The SMP, meanwhile, sets a framework for economic reform and enhanced fiscal discipline.
Under the SMP, the Malian authorities have committed to strengthening fiscal governance, improving public financial management, and ensuring transparency and accountability in the use of IMF funds.
Key reform areas include broadening the tax base, enhancing customs and revenue administration, and improving oversight of state-owned enterprises, particularly Energie du Mali (EDM).
The program also emphasizes safeguarding public investment and protecting the most vulnerable through expanded social safety nets and targeted efforts to combat food insecurity.
Mali plans to implement a transparent, medium-term strategy to clear both domestic and external arrears.
Following the Executive Board discussion, Mr. Okamura, Deputy Managing Director and Chair, issued the following statement:
“Mali faced significant economic headwinds in 2024. Following an unprecedented heatwave in April, it suffered extreme flooding of a one-in-fifty-year magnitude in the second half of the year. Heightened security risks, lower gold production, ongoing power outages, and a sharper-than-expected-fiscal consolidation all weighed on growth. Many of the economic headwinds are likely to persist in 2025, and recently announced cuts to official development assistance are expected to create additional pressures.

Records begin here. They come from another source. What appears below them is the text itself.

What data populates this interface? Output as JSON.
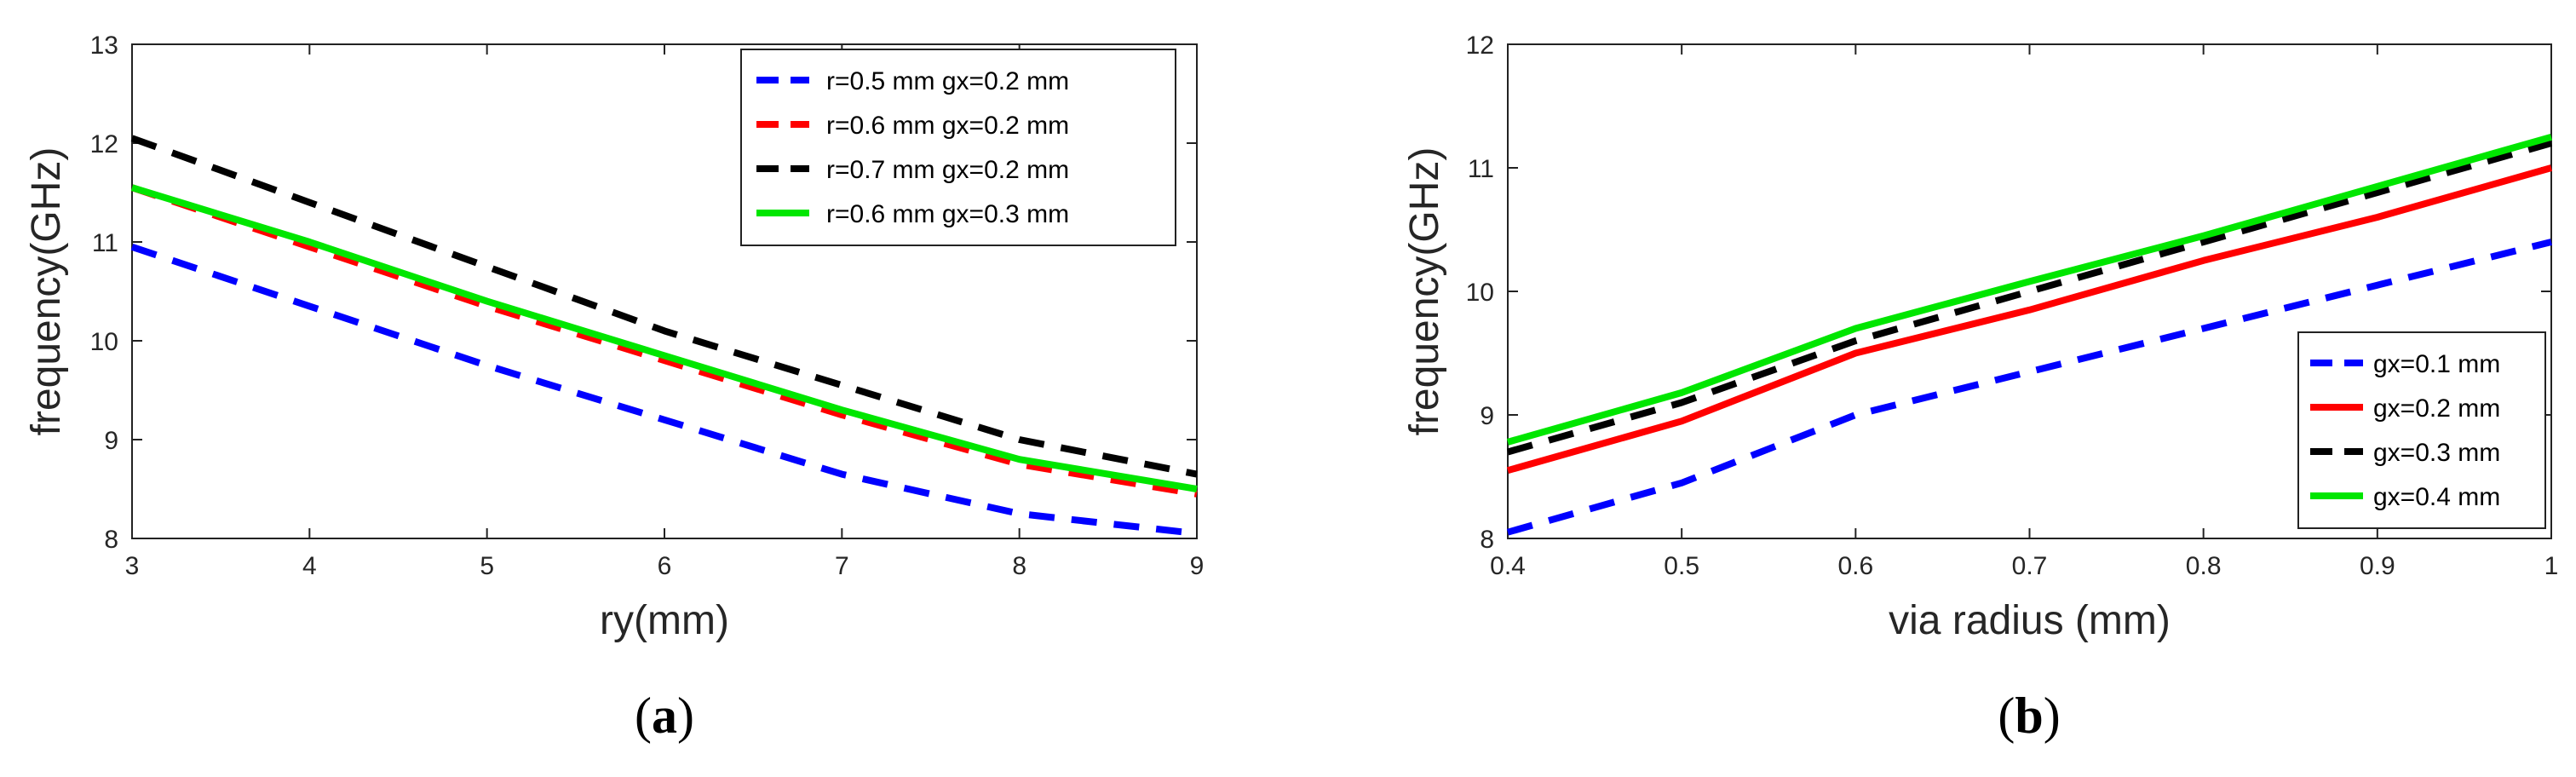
{
  "chart_data": [
    {
      "type": "line",
      "panel": "a",
      "caption": {
        "open": "(",
        "letter": "a",
        "close": ")"
      },
      "xlabel": "ry(mm)",
      "ylabel": "frequency(GHz)",
      "xlim": [
        3,
        9
      ],
      "ylim": [
        8,
        13
      ],
      "xticks": [
        "3",
        "4",
        "5",
        "6",
        "7",
        "8",
        "9"
      ],
      "yticks": [
        "8",
        "9",
        "10",
        "11",
        "12",
        "13"
      ],
      "legend_position": "top-right",
      "x": [
        3,
        4,
        5,
        6,
        7,
        8,
        9
      ],
      "series": [
        {
          "name": "r=0.5 mm gx=0.2 mm",
          "color": "#0000ff",
          "style": "dashed",
          "values": [
            10.95,
            10.35,
            9.75,
            9.2,
            8.65,
            8.25,
            8.05
          ]
        },
        {
          "name": "r=0.6 mm gx=0.2 mm",
          "color": "#ff0000",
          "style": "dashed",
          "values": [
            11.55,
            10.95,
            10.35,
            9.8,
            9.25,
            8.75,
            8.45
          ]
        },
        {
          "name": "r=0.7 mm gx=0.2 mm",
          "color": "#000000",
          "style": "dashed",
          "values": [
            12.05,
            11.4,
            10.75,
            10.1,
            9.55,
            9.0,
            8.65
          ]
        },
        {
          "name": "r=0.6 mm gx=0.3 mm",
          "color": "#00e600",
          "style": "solid",
          "values": [
            11.55,
            11.0,
            10.4,
            9.85,
            9.3,
            8.8,
            8.5
          ]
        }
      ]
    },
    {
      "type": "line",
      "panel": "b",
      "caption": {
        "open": "(",
        "letter": "b",
        "close": ")"
      },
      "xlabel": "via radius (mm)",
      "ylabel": "frequency(GHz)",
      "xlim": [
        0.4,
        1
      ],
      "ylim": [
        8,
        12
      ],
      "xticks": [
        "0.4",
        "0.5",
        "0.6",
        "0.7",
        "0.8",
        "0.9",
        "1"
      ],
      "yticks": [
        "8",
        "9",
        "10",
        "11",
        "12"
      ],
      "legend_position": "bottom-right",
      "x": [
        0.4,
        0.5,
        0.6,
        0.7,
        0.8,
        0.9,
        1.0
      ],
      "series": [
        {
          "name": "gx=0.1 mm",
          "color": "#0000ff",
          "style": "dashed",
          "values": [
            8.05,
            8.45,
            9.0,
            9.35,
            9.7,
            10.05,
            10.4
          ]
        },
        {
          "name": "gx=0.2 mm",
          "color": "#ff0000",
          "style": "solid",
          "values": [
            8.55,
            8.95,
            9.5,
            9.85,
            10.25,
            10.6,
            11.0
          ]
        },
        {
          "name": "gx=0.3 mm",
          "color": "#000000",
          "style": "dashed",
          "values": [
            8.7,
            9.1,
            9.6,
            10.0,
            10.4,
            10.8,
            11.2
          ]
        },
        {
          "name": "gx=0.4 mm",
          "color": "#00e600",
          "style": "solid",
          "values": [
            8.78,
            9.18,
            9.7,
            10.08,
            10.45,
            10.85,
            11.25
          ]
        }
      ]
    }
  ]
}
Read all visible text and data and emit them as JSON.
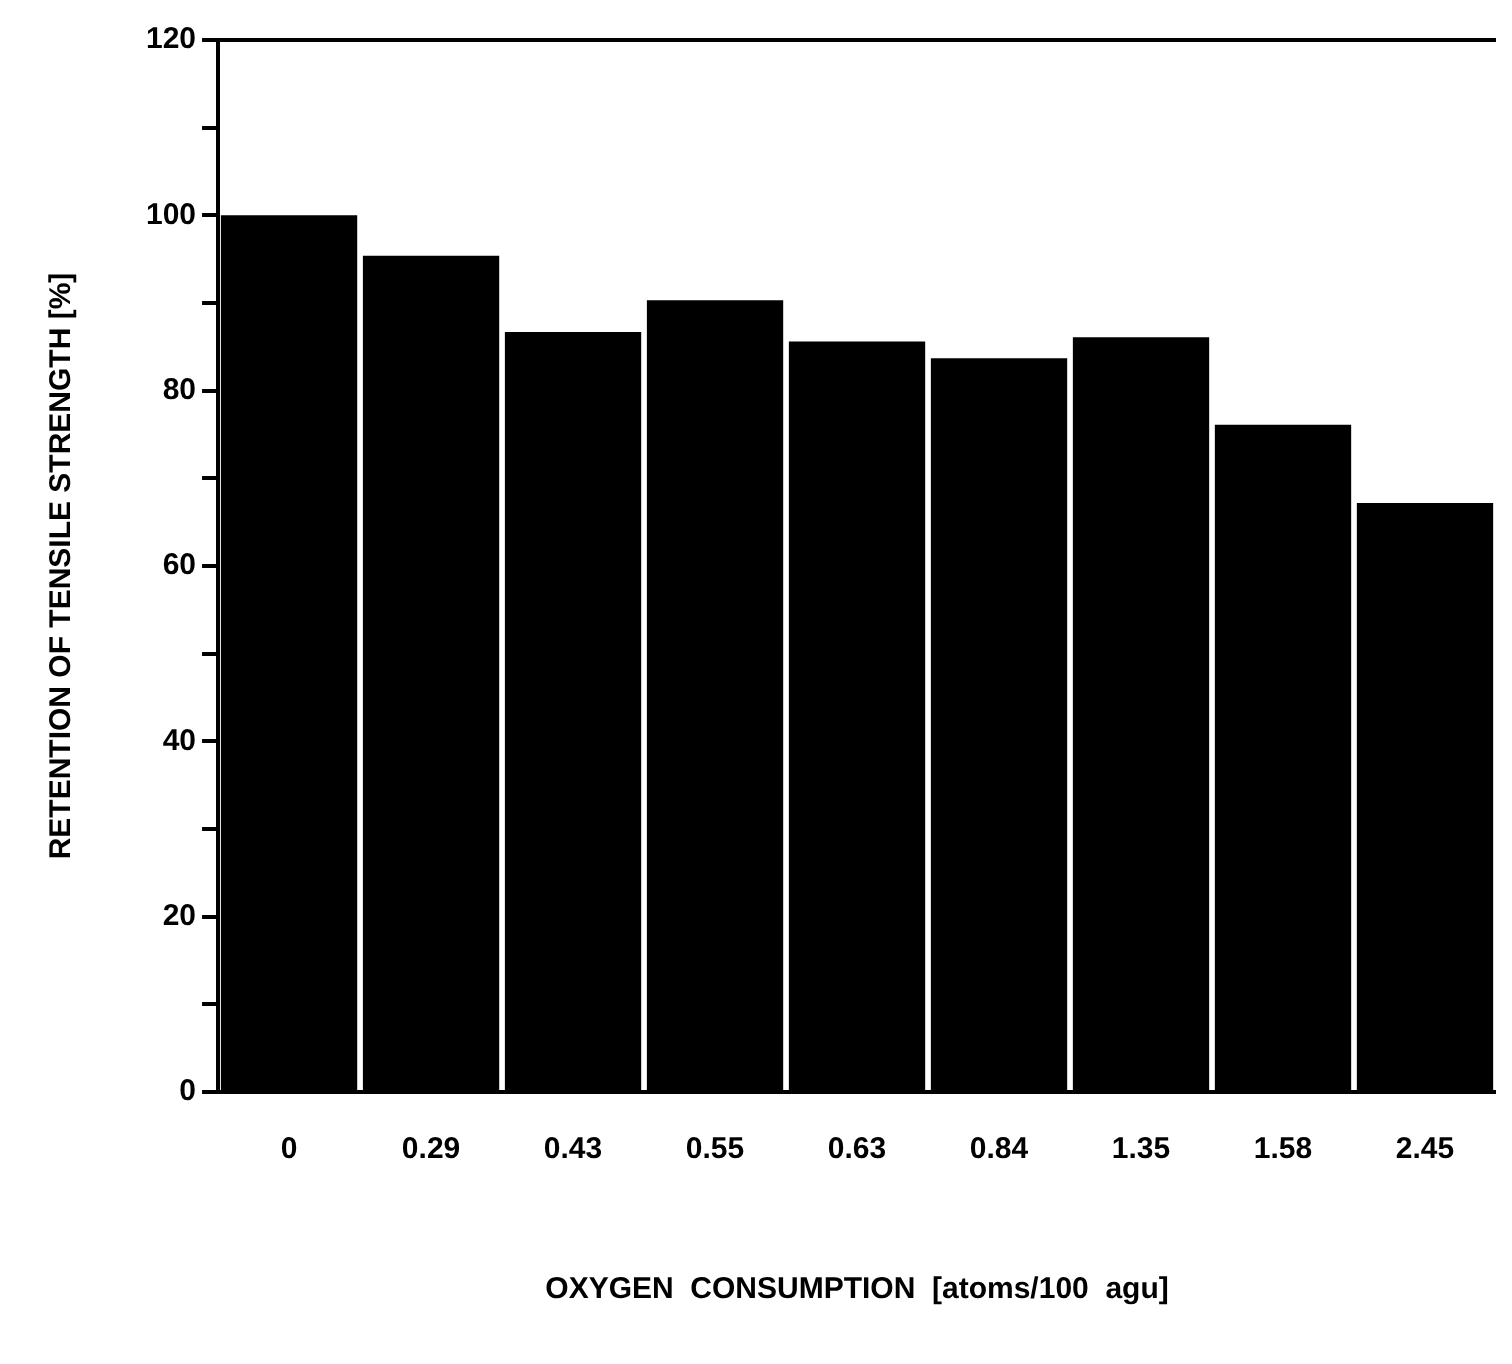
{
  "chart_data": {
    "type": "bar",
    "xlabel": "OXYGEN  CONSUMPTION  [atoms/100  agu]",
    "ylabel": "RETENTION OF TENSILE STRENGTH [%]",
    "categories": [
      "0",
      "0.29",
      "0.43",
      "0.55",
      "0.63",
      "0.84",
      "1.35",
      "1.58",
      "2.45"
    ],
    "values": [
      100,
      95.4,
      86.7,
      90.3,
      85.6,
      83.7,
      86.1,
      76.1,
      67.2
    ],
    "color": "#000000",
    "ylim": [
      0,
      120
    ],
    "yticks": [
      0,
      {
        "value": 10,
        "label": null
      },
      20,
      {
        "value": 30,
        "label": null
      },
      40,
      {
        "value": 50,
        "label": null
      },
      60,
      {
        "value": 70,
        "label": null
      },
      80,
      {
        "value": 90,
        "label": null
      },
      100,
      {
        "value": 110,
        "label": null
      },
      120
    ],
    "grid": false,
    "legend": false
  }
}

“Emergency financing under the Rapid Credit Facility (RCF) will help address urgent balance-of-payments needs arising from the flooding”. This exogenous shock has caused significant damage to public infrastructure and loss of livelihoods, exacerbating the already-elevated food insecurity and internal displacement.
“In parallel to the RCF emergency financing, an eleven-month Staff-Monitored Program has been recently approved by IMF management, at the request of the authorities, and includes measures to ensure transparency and accountability in the use of RCF resources alongside other structural benchmarks to improve fiscal governance and transparency” Further governance reforms are essential for ensuring the efficient use of public funds, rebuilding credibility with development partners, and enhance the business climate.
“Mali’s risk of external and overall debt distress is assessed to be moderate, although downside risks have increased since the previous debt sustainability analysis in 2023. Making progress on improving the profitability and financial situation of state-owned enterprises, clearing domestic and external arrears, maintaining a reliable and stable regulatory environment, continued fiscal discipline, and reducing policy uncertainty will be important for ensuring macroeconomic stability and boosting medium-term growth.”